The economic and trade agenda in Brussels last week has been dominated by the « European Economic Security Package. » Despite the European Commission’s hope that international cooperation is not viewed through a lens of « risk, » this package, as part of the EU’s « de-risking » effort, is set to create more barriers and obstacles in the EU’s bilateral investment environment, exports, and scientific research cooperation, especially in areas deemed « risky » by the EU.
After the package was announced by European Commission
Vice-Presidents Vestager and Dombrovskis, the EU’s lawmakers
quickly followed up. Last week, the European Parliament’s INTA
committee held two discussions with officials from the Commission’s
DG Trade on the EESP as well as the revision of the FDI
screening regulation. This week, Ms. Vestager and Mr. Dombrovskis
will head to Washington, D.C., to attend the EU-US Trade and
Technology Council, including presenting the package.
People
should not look at the rest of the world only through the lens of
« risk, » otherwise they lose the reward from international
cooperation, Sabine Weyand, Director-General for Trade of the
European Commission, told MEPs on January 24, hours after the
commission unveiled the EESP, which consists of five initiatives on
FDI screening, outbound investments, export control, dual use
research, and research security. However, she inevitably addressed
the fact that the package is part of the EU’s « de-risking »
efforts.
On Thursday, another DG-Trade official was dispatched to discuss with parliamentarians the revision of the FDI screening mechanism, a key element of EESP. The Commission side seemed surprised that media headlines around the EESP were almost all about China.

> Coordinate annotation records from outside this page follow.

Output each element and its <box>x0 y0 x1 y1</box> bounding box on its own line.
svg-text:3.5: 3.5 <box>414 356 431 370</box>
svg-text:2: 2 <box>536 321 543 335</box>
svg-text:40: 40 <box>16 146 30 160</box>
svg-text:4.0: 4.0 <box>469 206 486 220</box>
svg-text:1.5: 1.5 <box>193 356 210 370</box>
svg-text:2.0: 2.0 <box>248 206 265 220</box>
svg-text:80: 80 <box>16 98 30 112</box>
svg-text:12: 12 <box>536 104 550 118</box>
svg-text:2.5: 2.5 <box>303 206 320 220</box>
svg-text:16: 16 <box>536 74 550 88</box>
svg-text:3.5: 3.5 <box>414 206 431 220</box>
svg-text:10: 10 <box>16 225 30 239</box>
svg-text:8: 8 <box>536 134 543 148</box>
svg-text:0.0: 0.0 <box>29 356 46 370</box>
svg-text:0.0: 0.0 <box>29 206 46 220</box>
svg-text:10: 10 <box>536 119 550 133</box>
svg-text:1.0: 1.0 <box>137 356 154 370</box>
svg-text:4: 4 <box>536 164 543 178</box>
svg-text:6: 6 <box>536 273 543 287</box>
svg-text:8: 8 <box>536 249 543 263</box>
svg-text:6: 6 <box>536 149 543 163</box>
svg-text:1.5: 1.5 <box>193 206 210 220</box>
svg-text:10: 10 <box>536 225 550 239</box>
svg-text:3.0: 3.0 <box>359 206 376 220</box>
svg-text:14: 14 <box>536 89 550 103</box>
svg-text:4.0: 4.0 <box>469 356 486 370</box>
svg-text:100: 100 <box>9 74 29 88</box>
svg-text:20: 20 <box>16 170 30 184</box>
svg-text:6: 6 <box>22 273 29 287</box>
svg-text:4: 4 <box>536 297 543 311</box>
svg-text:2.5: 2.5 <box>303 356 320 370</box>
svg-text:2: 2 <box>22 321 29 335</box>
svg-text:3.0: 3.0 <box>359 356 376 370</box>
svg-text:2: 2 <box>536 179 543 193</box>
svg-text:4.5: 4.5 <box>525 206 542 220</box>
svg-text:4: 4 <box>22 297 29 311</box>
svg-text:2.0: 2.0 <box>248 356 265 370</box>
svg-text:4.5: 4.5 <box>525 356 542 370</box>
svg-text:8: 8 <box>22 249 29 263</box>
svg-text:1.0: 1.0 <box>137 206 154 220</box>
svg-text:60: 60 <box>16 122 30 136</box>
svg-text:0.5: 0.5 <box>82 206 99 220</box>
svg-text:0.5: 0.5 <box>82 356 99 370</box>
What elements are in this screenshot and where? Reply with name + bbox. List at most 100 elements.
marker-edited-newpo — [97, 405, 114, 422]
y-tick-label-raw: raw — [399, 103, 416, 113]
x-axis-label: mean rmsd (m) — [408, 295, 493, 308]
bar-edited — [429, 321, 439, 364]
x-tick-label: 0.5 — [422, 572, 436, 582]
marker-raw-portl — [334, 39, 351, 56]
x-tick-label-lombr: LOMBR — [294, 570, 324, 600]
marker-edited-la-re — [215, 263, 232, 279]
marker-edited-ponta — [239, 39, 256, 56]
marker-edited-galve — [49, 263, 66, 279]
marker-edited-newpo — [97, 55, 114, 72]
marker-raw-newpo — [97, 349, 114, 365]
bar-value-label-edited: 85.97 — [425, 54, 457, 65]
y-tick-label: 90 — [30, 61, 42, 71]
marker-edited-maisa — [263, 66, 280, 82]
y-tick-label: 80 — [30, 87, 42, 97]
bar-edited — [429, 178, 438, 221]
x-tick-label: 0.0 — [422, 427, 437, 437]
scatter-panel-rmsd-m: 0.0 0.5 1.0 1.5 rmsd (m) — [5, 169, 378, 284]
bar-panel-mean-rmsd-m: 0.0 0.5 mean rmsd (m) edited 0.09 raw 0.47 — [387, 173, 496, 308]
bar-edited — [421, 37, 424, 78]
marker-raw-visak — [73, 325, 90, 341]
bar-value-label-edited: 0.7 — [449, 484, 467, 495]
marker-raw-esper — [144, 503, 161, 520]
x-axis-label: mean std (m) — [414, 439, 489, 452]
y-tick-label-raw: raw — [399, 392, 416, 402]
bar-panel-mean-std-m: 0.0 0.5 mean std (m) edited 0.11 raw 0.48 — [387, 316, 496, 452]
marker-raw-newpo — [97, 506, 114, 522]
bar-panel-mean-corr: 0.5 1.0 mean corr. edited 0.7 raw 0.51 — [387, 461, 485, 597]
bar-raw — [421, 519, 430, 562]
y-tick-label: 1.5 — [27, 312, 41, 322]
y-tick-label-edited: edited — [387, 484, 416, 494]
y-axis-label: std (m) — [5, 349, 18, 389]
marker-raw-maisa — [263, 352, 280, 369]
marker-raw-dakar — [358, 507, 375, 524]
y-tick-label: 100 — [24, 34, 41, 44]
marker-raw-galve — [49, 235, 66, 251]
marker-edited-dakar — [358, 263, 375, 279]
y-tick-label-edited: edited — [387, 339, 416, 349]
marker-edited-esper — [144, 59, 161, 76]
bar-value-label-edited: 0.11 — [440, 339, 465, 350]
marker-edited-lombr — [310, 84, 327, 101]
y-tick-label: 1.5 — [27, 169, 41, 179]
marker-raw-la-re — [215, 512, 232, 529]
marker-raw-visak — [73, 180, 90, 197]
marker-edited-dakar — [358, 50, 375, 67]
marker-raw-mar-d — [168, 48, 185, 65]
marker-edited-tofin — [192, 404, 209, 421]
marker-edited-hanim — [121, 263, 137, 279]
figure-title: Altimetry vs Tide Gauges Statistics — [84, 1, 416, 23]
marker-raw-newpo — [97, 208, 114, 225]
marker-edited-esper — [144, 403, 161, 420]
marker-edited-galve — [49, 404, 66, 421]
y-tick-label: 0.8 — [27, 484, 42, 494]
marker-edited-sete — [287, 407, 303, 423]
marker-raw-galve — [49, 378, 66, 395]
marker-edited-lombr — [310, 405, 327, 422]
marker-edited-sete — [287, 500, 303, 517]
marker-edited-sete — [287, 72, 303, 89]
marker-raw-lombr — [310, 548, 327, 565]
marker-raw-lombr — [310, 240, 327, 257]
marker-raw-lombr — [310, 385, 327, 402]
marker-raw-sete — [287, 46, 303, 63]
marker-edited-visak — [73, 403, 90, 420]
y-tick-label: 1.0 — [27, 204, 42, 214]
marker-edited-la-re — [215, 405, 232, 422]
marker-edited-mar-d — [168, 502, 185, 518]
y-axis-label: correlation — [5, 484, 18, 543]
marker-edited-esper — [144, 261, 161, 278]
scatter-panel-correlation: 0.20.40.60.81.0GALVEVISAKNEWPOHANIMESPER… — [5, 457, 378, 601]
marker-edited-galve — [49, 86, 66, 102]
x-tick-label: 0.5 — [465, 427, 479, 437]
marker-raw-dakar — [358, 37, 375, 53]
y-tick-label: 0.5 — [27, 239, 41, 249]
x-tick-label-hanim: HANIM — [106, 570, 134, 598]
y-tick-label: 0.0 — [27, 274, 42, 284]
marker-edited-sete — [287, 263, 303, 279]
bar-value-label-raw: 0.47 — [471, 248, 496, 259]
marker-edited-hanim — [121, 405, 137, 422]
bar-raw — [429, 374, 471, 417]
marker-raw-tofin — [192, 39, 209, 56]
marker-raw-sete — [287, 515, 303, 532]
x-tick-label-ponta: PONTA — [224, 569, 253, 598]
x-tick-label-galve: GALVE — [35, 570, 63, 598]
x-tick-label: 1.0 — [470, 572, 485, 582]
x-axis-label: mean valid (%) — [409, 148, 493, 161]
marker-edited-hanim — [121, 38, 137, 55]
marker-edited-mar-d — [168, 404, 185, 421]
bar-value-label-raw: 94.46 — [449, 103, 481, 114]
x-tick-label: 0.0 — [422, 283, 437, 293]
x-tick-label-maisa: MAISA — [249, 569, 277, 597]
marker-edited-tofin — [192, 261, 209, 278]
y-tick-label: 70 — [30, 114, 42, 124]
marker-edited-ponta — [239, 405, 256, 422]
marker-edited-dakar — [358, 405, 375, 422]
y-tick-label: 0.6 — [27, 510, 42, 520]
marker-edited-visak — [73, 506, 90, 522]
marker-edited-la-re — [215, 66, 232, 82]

If you look at EESP’s content and context, it involves other countries as well, as Weyand noted. Another official was more straightforward, stating that a new element in the FDI screening mechanism revision is to review investments in the EU by sanctioned individuals or entities, reflecting the « reality » after the Ukraine crisis.
This is one example of how geopolitical conflicts have profoundly changed the political and economic landscape of the 27-country bloc. The consciousness of « risk » looms over the EU’s external economic and trade agenda, surpassing the importance of economic « growth » or recovery and accelerating the trend towards inward-lookingness and protectionism within the bloc.
Despite the EU’s hopes that its various economic tools (FSR, FDI screening, anti-coercion instruments, etc.) « do not change the openness of the EU market and the competitiveness of EU industries, » its policy shift—as ECB President Lagarde put it at the Davos Forum, emphasising « security » over « efficiency » in external relations—may in practice diverge from openness and development.
Returning to European Commission President von der Leyen’s signature EESP, its five initiatives are closely interconnected. For instance, the critical revision of the FDI screening mechanism was proposed to extend to military and dual-use items, critical technologies, and critical entities in the financial sector. The subjects of screening include not only non-EU companies but also foreign-controlled European subsidiaries, encouraging coverage of greenfield investments. The package also fuels « pressure » on the remaining five countries yet to establish FDI screening mechanisms: Ireland, Greece, Cyprus, Croatia, and Bulgaria.
One aspect of the European Commission’s revised FDI screening mechanism that brings significant uncertainty to investments is the post closing review, which allows for scrutiny and prohibition of deals at least 15 months after completion.
The European Commission hopes to focus on high-risk investment deals in the future and lists « EU interests » and critical technologies in two annexes. It is foreseeable that, in addition to the key strategic industries previously focused on by the FDI screening mechanism, foreign investment in some « future-oriented » high-tech industries may now fall under regulatory oversight.
The fate of Brussels’ EESP is also linked to the upcoming EU election. As analysed, the current presidency of Belgium is prioritising legislations that can be completed during its tenure. With the European Parliament’s last formal discussion in April, it is expected that discussions may resume in September with the new Parliament and Committees. Even if the package gets through legal wrestling between the EP and member states, with implementation scheduled around 15 months later, overall, it seems unlikely that the new rules will apply before 2026.
Nevertheless, the EESP has attracted widespread attention for its significant and far-reaching impact on investment, trade, and technology, sparking controversy at the same time. The Chinese business community’s concerns were loud. However, complaints about the Commission’s EESP are not uncommon, such as the German machinery industry association stating that the new measures “make export controls more complex, create more bureaucracy, but do not promote development.”